Late last month, a Turkish court released the last seven suspects who had been arrested on suspicion of being members of the Turkish branch of ISIS.
This means that all 96 suspects in the case who are now on trial as suspected terrorists were free to go about their business among the public.
These seven allegedly include major figures in the ISIS structure. Halis Bayancuk, the alleged Emir, or commander, of ISIS in Istanbul, for example, was one of the defendants.
The major Turkish daily newspaper, Hurriyet, reported that two Syrian nationals – Muhammed Mustafa Halli and Assad Khelifa Khadr – also testified in court.
They are accused of escorting two women with French passports from Istanbul to the southeastern province of Gaziantep and then across the border to Syria to join ISIS. The defendants denied the allegations.
“Being in the tourism business, we are sometimes asked to escort foreigners, but I have never sent anyone to ISIS. I support neither ISIS nor its ideas,” said Assad Khelifa Khadr.
He admitted he entered Turkey illegally.
Halli said that he has sent no one to Syria to join ISIS, adding that he has two wives – one in Libya and one in Syria.
Bayancuk, who is sometimes called “Abu Hanzala,” his nom de guerre, said he had been accused of being the head of the Turkish branch of al-Qaeda, but that he could not simultaneously be a member of two organizations that are each other’s enemies.
Irfan Gul, one of the defendants, was asked why there were leaflets in his home which urged people not to vote in the national elections.
Gul replied that they did not belong to him; he had only found them in front of his house. “The leaflets had verses from the Koran, and I therefore did not know how to dispose of them,” he said.
Another alleged terrorist, Gokhan Bulut, who also had been released, did not even go to court for his trial. He participated through a video connection with the courtroom.
He said that he had found the bombs and guns for which he was arrested in a car he had rented. “Somebody else had left them there. They did not belong to me,” he added. Bulut had previously been arrested on suspicion of taking part in another conspiracy involving al-Qaeda suspects in Turkey.
At the end of the hearing, the seven defendants, each of whom had been arrested on suspicion of being an ISIS member, were released.

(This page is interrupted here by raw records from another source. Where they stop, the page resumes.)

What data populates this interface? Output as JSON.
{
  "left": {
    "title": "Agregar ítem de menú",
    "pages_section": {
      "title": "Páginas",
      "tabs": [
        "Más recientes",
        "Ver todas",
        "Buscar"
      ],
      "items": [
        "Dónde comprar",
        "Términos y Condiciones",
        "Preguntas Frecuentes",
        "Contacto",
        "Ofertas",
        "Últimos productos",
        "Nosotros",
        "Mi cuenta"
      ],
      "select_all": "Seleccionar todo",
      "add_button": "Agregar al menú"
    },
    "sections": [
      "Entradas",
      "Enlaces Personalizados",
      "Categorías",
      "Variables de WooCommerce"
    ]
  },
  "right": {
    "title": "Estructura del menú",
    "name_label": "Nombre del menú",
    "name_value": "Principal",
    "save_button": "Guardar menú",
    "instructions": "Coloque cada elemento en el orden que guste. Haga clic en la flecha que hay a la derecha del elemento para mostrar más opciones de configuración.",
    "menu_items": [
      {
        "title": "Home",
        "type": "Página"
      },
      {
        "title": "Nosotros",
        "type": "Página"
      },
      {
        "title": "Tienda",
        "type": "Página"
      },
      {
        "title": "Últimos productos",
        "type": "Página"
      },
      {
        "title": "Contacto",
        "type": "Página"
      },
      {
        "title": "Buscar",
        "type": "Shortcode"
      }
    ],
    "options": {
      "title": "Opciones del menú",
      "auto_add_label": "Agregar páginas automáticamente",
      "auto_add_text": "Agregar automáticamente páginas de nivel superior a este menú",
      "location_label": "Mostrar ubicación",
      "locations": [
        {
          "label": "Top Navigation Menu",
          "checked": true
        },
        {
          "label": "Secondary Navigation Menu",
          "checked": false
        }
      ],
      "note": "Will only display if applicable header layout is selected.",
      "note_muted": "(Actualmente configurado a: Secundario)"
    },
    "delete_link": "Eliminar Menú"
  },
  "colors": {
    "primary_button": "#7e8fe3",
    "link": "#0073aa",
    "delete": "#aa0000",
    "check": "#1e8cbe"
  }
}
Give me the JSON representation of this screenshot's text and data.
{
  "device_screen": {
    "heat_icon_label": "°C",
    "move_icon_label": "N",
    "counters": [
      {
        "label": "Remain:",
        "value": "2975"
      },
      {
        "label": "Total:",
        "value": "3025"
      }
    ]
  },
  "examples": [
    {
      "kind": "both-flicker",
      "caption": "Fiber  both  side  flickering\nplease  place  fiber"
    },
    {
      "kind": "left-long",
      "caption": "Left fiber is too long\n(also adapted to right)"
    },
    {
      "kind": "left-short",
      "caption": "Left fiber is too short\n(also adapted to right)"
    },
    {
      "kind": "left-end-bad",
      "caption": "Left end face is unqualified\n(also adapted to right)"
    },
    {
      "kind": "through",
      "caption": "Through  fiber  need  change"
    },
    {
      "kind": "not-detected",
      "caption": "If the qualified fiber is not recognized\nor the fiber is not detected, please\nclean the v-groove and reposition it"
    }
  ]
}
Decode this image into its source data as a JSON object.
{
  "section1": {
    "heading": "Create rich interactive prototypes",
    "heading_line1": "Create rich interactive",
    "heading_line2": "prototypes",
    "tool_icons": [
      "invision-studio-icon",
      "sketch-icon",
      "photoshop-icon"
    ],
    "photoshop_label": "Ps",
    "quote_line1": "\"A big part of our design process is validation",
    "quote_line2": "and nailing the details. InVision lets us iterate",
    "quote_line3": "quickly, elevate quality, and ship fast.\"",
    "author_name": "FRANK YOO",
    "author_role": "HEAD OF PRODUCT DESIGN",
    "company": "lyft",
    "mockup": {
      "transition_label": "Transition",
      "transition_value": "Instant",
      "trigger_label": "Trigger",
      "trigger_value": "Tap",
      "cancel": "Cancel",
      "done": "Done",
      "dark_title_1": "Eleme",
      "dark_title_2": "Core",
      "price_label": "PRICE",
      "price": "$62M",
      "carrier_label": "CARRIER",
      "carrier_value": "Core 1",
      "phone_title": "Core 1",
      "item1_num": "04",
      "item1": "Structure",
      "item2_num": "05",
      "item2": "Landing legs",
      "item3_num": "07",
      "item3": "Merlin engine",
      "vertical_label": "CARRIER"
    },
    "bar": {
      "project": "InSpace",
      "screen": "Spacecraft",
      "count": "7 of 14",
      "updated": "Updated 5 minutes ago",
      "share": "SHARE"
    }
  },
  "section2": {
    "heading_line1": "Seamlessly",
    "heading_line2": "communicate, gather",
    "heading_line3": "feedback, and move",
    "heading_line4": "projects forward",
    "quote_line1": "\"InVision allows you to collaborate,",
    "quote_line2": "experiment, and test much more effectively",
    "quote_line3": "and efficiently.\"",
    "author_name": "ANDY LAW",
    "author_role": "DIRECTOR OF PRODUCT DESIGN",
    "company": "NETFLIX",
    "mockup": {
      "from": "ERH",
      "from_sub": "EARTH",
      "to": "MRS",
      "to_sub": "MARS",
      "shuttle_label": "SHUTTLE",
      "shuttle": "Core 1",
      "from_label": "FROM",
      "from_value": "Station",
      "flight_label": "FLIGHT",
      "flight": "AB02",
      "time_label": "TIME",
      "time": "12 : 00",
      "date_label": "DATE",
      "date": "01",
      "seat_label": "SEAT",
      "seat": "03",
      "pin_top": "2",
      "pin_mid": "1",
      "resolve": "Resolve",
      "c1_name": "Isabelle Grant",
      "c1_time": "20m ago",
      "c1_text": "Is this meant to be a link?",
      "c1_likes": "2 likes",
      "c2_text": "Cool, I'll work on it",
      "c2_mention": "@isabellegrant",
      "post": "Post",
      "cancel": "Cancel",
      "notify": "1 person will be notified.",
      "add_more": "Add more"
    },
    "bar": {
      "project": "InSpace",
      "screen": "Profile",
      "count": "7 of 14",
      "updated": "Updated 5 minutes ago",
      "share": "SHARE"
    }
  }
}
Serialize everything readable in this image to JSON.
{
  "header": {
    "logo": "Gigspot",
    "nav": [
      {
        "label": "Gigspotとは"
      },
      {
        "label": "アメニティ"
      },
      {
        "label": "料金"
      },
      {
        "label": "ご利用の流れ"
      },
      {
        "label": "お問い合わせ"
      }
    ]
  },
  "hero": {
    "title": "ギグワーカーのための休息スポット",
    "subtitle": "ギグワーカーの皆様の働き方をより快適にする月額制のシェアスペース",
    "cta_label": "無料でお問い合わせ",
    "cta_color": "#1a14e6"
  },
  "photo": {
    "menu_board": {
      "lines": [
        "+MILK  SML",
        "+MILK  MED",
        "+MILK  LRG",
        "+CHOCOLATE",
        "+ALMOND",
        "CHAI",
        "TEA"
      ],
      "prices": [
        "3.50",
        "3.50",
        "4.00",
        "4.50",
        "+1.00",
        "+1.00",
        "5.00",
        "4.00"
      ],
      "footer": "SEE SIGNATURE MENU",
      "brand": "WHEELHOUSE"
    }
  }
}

In December, 2015, the German television station, ARD, produced footage documenting ISIS’s slave trade in the Turkish province of Gaziantep (also known as Antep) in Turkey, near the border with Syria.
Some human rights groups in the region filed criminal complaints, in which they called for the prosecutors to investigate these serious allegations in order to bring the perpetrators to account. One of them was the Gaziantep branch of the Association of Progressive Women (IKD).
However, all six persons who allegedly have ties to ISIS and have allegedly enslaved Yazidi women to use them and to sell them for sexual purposes in Antep were acquitted during their first hearing.
The IKD association issued this written statement about that ruling:
“We learned yesterday that all defendants were acquitted at one hearing, in an exceptionally speedy trial conducted on January 15. As our association was considered a witness, we were not informed of the stages of the trial, and we learned the result only by word of mouth.
“We are not astonished that these defendants have been acquitted. This trial is one of hundreds in which the criminals have been protected, even though the evidence against them is both clear and strong. The indictment stated that the office shown in the footage was found, and all the evidence in the news reports, seized.
“Six people were arrested in the process of the investigation, but they were all released by court order. Despite all of the evidence in its possession, the court acquitted the defendants on the grounds that there was no evidence.”
Turkey appears to be playing a dangerous cat and mouse game with the West. Arresting ISIS suspects in massive sweeps yet releasing them after dubiously rigorous trials.
The West, for its part has been content to look the other way for a number of reasons, including the dependence of the West on Turkey, as well as other Middle Eastern regimes, for oil as well as political support.